When my kids were little, we went through the normal pet progression. We started with a hamster, moved up to two guinea pigs, got a dog (which we really didn’t intend to get), got a cat, got more cats (we eventually had four) and another dog.
I was a confirmed cat-hater until we got the first one, but even learned to like them. And my younger son, in particular, adored them.
But I most took to the dogs.
I had never had a dog, although when I was a kid my sister briefly had one. He was cute, but dumb as a bag of hammers; she eventually had to get rid of him because he basically couldn’t be housebroken.
My then-wife and I had talked about getting a dog, but hadn’t pulled the trigger. Then, one day, her sister showed up from Idaho with her two dogs, and a puppy for us, without asking.
The puppy was an absolutely adorable Jack Russell-lab mix, of all things. I wasn’t necessarily nuts about getting a dog, but he looked up at me with his big, brown, sad eyes and I immediately turned into a 14-year-old girl.
We named him Russell, and he became my buddy. He was smart as a whip and very sweet.
By the time I got divorced, we had the two dogs and four cats. We had a very amicable divorce (no custody or property fights), but I kind of dreaded figuring out how we were going to split up the animals. In the midst of a negotiating session, I asked my wife about the dogs.
“Well, you’re going to want Russell,” she said. I, of course, agreed, but tried not to sound as happy as I was.
He eventually died early of lymphoma, but we had some very good years together.
Karon acquired Bailey, the Shih Tzu, before I met her. But I first knew we had a future when her dog, who generally didn’t like men, immediately took a shine to me.
We had toyed with the idea of getting a second dog for a few years but hadn’t really decided to.
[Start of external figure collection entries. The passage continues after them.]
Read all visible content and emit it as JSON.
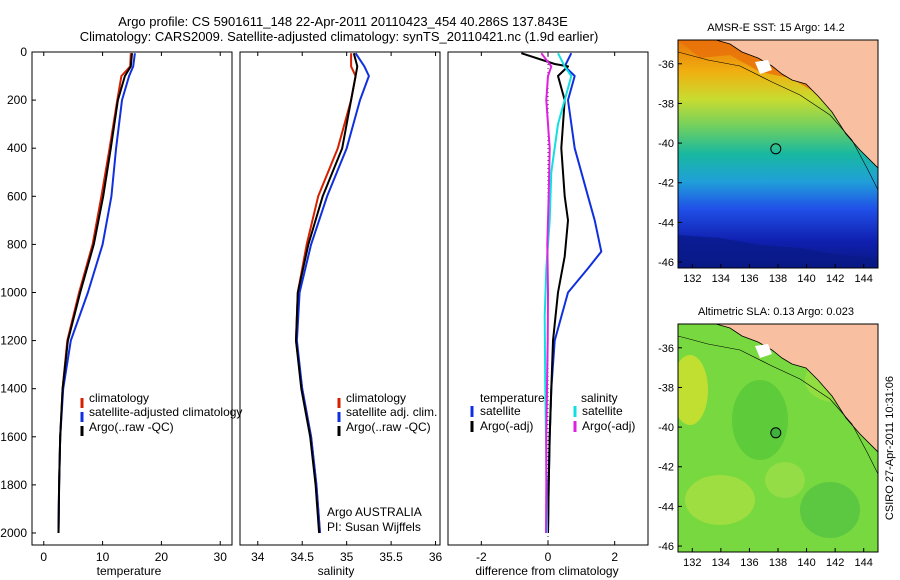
{
  "header": {
    "title_line1": "Argo profile: CS 5901611_148 22-Apr-2011 20110423_454 40.286S 137.843E",
    "title_line2": "Climatology: CARS2009. Satellite-adjusted climatology: synTS_20110421.nc (1.9d earlier)"
  },
  "side_text": "CSIRO 27-Apr-2011 10:31:06",
  "colors": {
    "climatology": "#d62000",
    "satellite": "#1030e0",
    "argo": "#000000",
    "sal_sat": "#10e0e0",
    "sal_argo": "#e020e0"
  },
  "chart_data": [
    {
      "id": "temperature",
      "type": "line",
      "xlabel": "temperature",
      "xlim": [
        -2,
        32
      ],
      "ylim": [
        0,
        2050
      ],
      "y_reversed": true,
      "xticks": [
        0,
        10,
        20,
        30
      ],
      "xtick_labels": [
        "0",
        "10",
        "20",
        "30"
      ],
      "yticks": [
        0,
        200,
        400,
        600,
        800,
        1000,
        1200,
        1400,
        1600,
        1800,
        2000
      ],
      "ytick_labels": [
        "0",
        "200",
        "400",
        "600",
        "800",
        "1000",
        "1200",
        "1400",
        "1600",
        "1800",
        "2000"
      ],
      "legend": [
        "climatology",
        "satellite-adjusted climatology",
        "Argo(..raw -QC)"
      ],
      "series": [
        {
          "name": "climatology",
          "color": "#d62000",
          "points": [
            [
              14.8,
              5
            ],
            [
              14.7,
              60
            ],
            [
              13.2,
              100
            ],
            [
              12.5,
              200
            ],
            [
              11.2,
              400
            ],
            [
              9.8,
              600
            ],
            [
              8.3,
              800
            ],
            [
              6.0,
              1000
            ],
            [
              4.0,
              1200
            ],
            [
              3.2,
              1400
            ],
            [
              2.8,
              1600
            ],
            [
              2.6,
              1800
            ],
            [
              2.5,
              2000
            ]
          ]
        },
        {
          "name": "satellite-adjusted climatology",
          "color": "#1030e0",
          "points": [
            [
              15.5,
              5
            ],
            [
              15.2,
              60
            ],
            [
              14.5,
              100
            ],
            [
              13.3,
              200
            ],
            [
              12.3,
              400
            ],
            [
              11.5,
              600
            ],
            [
              10.0,
              800
            ],
            [
              7.5,
              1000
            ],
            [
              4.6,
              1200
            ],
            [
              3.3,
              1400
            ],
            [
              2.8,
              1600
            ],
            [
              2.6,
              1800
            ],
            [
              2.5,
              2000
            ]
          ]
        },
        {
          "name": "Argo(..raw -QC)",
          "color": "#000000",
          "points": [
            [
              15.0,
              5
            ],
            [
              14.8,
              60
            ],
            [
              13.8,
              100
            ],
            [
              12.6,
              200
            ],
            [
              11.4,
              400
            ],
            [
              10.1,
              600
            ],
            [
              8.5,
              800
            ],
            [
              6.2,
              1000
            ],
            [
              4.1,
              1200
            ],
            [
              3.2,
              1400
            ],
            [
              2.8,
              1600
            ],
            [
              2.6,
              1800
            ],
            [
              2.5,
              2000
            ]
          ]
        }
      ]
    },
    {
      "id": "salinity",
      "type": "line",
      "xlabel": "salinity",
      "xlim": [
        33.8,
        36.05
      ],
      "ylim": [
        0,
        2050
      ],
      "y_reversed": true,
      "xticks": [
        34,
        34.5,
        35,
        35.5,
        36
      ],
      "xtick_labels": [
        "34",
        "34.5",
        "35",
        "35.5",
        "36"
      ],
      "legend": [
        "climatology",
        "satellite adj. clim.",
        "Argo(..raw -QC)"
      ],
      "annotation": [
        "Argo AUSTRALIA",
        "PI: Susan Wijffels"
      ],
      "series": [
        {
          "name": "climatology",
          "color": "#d62000",
          "points": [
            [
              35.05,
              5
            ],
            [
              35.05,
              60
            ],
            [
              35.1,
              100
            ],
            [
              35.05,
              200
            ],
            [
              34.9,
              400
            ],
            [
              34.68,
              600
            ],
            [
              34.55,
              800
            ],
            [
              34.45,
              1000
            ],
            [
              34.43,
              1200
            ],
            [
              34.5,
              1400
            ],
            [
              34.6,
              1600
            ],
            [
              34.66,
              1800
            ],
            [
              34.7,
              2000
            ]
          ]
        },
        {
          "name": "satellite adj. clim.",
          "color": "#1030e0",
          "points": [
            [
              35.1,
              5
            ],
            [
              35.2,
              60
            ],
            [
              35.25,
              100
            ],
            [
              35.15,
              200
            ],
            [
              35.0,
              400
            ],
            [
              34.78,
              600
            ],
            [
              34.6,
              800
            ],
            [
              34.47,
              1000
            ],
            [
              34.44,
              1200
            ],
            [
              34.5,
              1400
            ],
            [
              34.6,
              1600
            ],
            [
              34.66,
              1800
            ],
            [
              34.7,
              2000
            ]
          ]
        },
        {
          "name": "Argo(..raw -QC)",
          "color": "#000000",
          "points": [
            [
              35.08,
              5
            ],
            [
              35.12,
              60
            ],
            [
              35.1,
              100
            ],
            [
              35.05,
              200
            ],
            [
              34.95,
              400
            ],
            [
              34.73,
              600
            ],
            [
              34.57,
              800
            ],
            [
              34.45,
              1000
            ],
            [
              34.43,
              1200
            ],
            [
              34.49,
              1400
            ],
            [
              34.59,
              1600
            ],
            [
              34.65,
              1800
            ],
            [
              34.69,
              2000
            ]
          ]
        }
      ]
    },
    {
      "id": "difference",
      "type": "line",
      "xlabel": "difference from climatology",
      "xlim": [
        -3,
        3
      ],
      "ylim": [
        0,
        2050
      ],
      "y_reversed": true,
      "xticks": [
        -2,
        0,
        2
      ],
      "xtick_labels": [
        "-2",
        "0",
        "2"
      ],
      "legend_groups": [
        {
          "title": "temperature",
          "entries": [
            "satellite",
            "Argo(-adj)"
          ]
        },
        {
          "title": "salinity",
          "entries": [
            "satellite",
            "Argo(-adj)"
          ]
        }
      ],
      "series": [
        {
          "name": "temperature satellite",
          "color": "#1030e0",
          "points": [
            [
              0.7,
              5
            ],
            [
              0.5,
              60
            ],
            [
              0.8,
              100
            ],
            [
              0.6,
              200
            ],
            [
              0.8,
              400
            ],
            [
              1.2,
              600
            ],
            [
              1.4,
              700
            ],
            [
              1.6,
              830
            ],
            [
              1.2,
              900
            ],
            [
              0.6,
              1000
            ],
            [
              0.2,
              1200
            ],
            [
              0.1,
              1400
            ],
            [
              0.05,
              1600
            ],
            [
              0.02,
              1800
            ],
            [
              0.0,
              2000
            ]
          ]
        },
        {
          "name": "temperature Argo(-adj)",
          "color": "#000000",
          "points": [
            [
              -0.8,
              5
            ],
            [
              0.2,
              50
            ],
            [
              0.6,
              60
            ],
            [
              0.3,
              100
            ],
            [
              0.5,
              200
            ],
            [
              0.4,
              400
            ],
            [
              0.5,
              600
            ],
            [
              0.6,
              700
            ],
            [
              0.5,
              850
            ],
            [
              0.3,
              1000
            ],
            [
              0.15,
              1200
            ],
            [
              0.1,
              1400
            ],
            [
              0.05,
              1600
            ],
            [
              0.02,
              1800
            ],
            [
              0.0,
              2000
            ]
          ]
        },
        {
          "name": "salinity satellite",
          "color": "#10e0e0",
          "points": [
            [
              0.3,
              5
            ],
            [
              0.5,
              60
            ],
            [
              0.7,
              100
            ],
            [
              0.6,
              150
            ],
            [
              0.3,
              300
            ],
            [
              0.1,
              500
            ],
            [
              0.05,
              700
            ],
            [
              -0.05,
              900
            ],
            [
              -0.1,
              1100
            ],
            [
              -0.08,
              1400
            ],
            [
              -0.05,
              1700
            ],
            [
              -0.03,
              2000
            ]
          ]
        },
        {
          "name": "salinity Argo(-adj)",
          "color": "#e020e0",
          "points": [
            [
              -0.2,
              5
            ],
            [
              0.1,
              60
            ],
            [
              0.0,
              100
            ],
            [
              -0.05,
              200
            ],
            [
              0.05,
              400
            ],
            [
              0.02,
              600
            ],
            [
              -0.02,
              800
            ],
            [
              0.0,
              1000
            ],
            [
              -0.01,
              1200
            ],
            [
              -0.03,
              1400
            ],
            [
              -0.05,
              1600
            ],
            [
              -0.05,
              1800
            ],
            [
              -0.06,
              2000
            ]
          ]
        }
      ]
    },
    {
      "id": "sst_map",
      "type": "heatmap",
      "title": "AMSR-E SST: 15 Argo: 14.2",
      "xlim": [
        131,
        145
      ],
      "ylim": [
        -46.3,
        -34.8
      ],
      "xticks": [
        132,
        134,
        136,
        138,
        140,
        142,
        144
      ],
      "xtick_labels": [
        "132",
        "134",
        "136",
        "138",
        "140",
        "142",
        "144"
      ],
      "yticks": [
        -36,
        -38,
        -40,
        -42,
        -44,
        -46
      ],
      "ytick_labels": [
        "-36",
        "-38",
        "-40",
        "-42",
        "-44",
        "-46"
      ],
      "marker": {
        "lon": 137.843,
        "lat": -40.286
      }
    },
    {
      "id": "sla_map",
      "type": "heatmap",
      "title": "Altimetric SLA: 0.13 Argo: 0.023",
      "xlim": [
        131,
        145
      ],
      "ylim": [
        -46.3,
        -34.8
      ],
      "xticks": [
        132,
        134,
        136,
        138,
        140,
        142,
        144
      ],
      "xtick_labels": [
        "132",
        "134",
        "136",
        "138",
        "140",
        "142",
        "144"
      ],
      "yticks": [
        -36,
        -38,
        -40,
        -42,
        -44,
        -46
      ],
      "ytick_labels": [
        "-36",
        "-38",
        "-40",
        "-42",
        "-44",
        "-46"
      ],
      "marker": {
        "lon": 137.843,
        "lat": -40.286
      }
    }
  ]
}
Just for chucks, we went to the nearest pound one day, which was located about an hour away from us. It was chock full of pit bulls, which went nuts when we walked in. But there was a quiet, sad-looking dog sitting on the floor of her cage. She’d been dumped and had been on the road for a couple of weeks; her ribs poked through her skin and her fur was like straw.
She looked at me and for the second time in my life, that 14-year-old girl came out.
When we went back to adopt her, she got so excited she peed on the floor of the pound’s lobby. We all but had to wrestle her into our car, because I think she associated a car ride with being dumped. She loves car rides now.
Layla can be a handful, and our house is always a mess, but when she climbs up on my lap and puts her head on my chest ... well, it’s pretty nice.
The thing about dogs is that even when they misbehave, there’s a guilelessness and innocence about them. In a world where you can’t always trust people, you always know exactly how your dog feels. And nobody’s ever happier to see you get home for the day. I simply refuse to believe that a dog doesn’t feel love.
I can understand why people don’t like dogs, but as far as I’m concerned, not liking dogs is a bit of a strike against a person.
Yeah, this is all pretty sappy, and the dog park I’m proposing is going to cost money to get going. But I suspect that it would, on balance, be a benefit, if only in providing a place for people to gather and get to know each other better.
Oh, and get to know each other’s dogs. And one more thing: Maybe if Layla burned off some energy, my house wouldn’t be such a mess.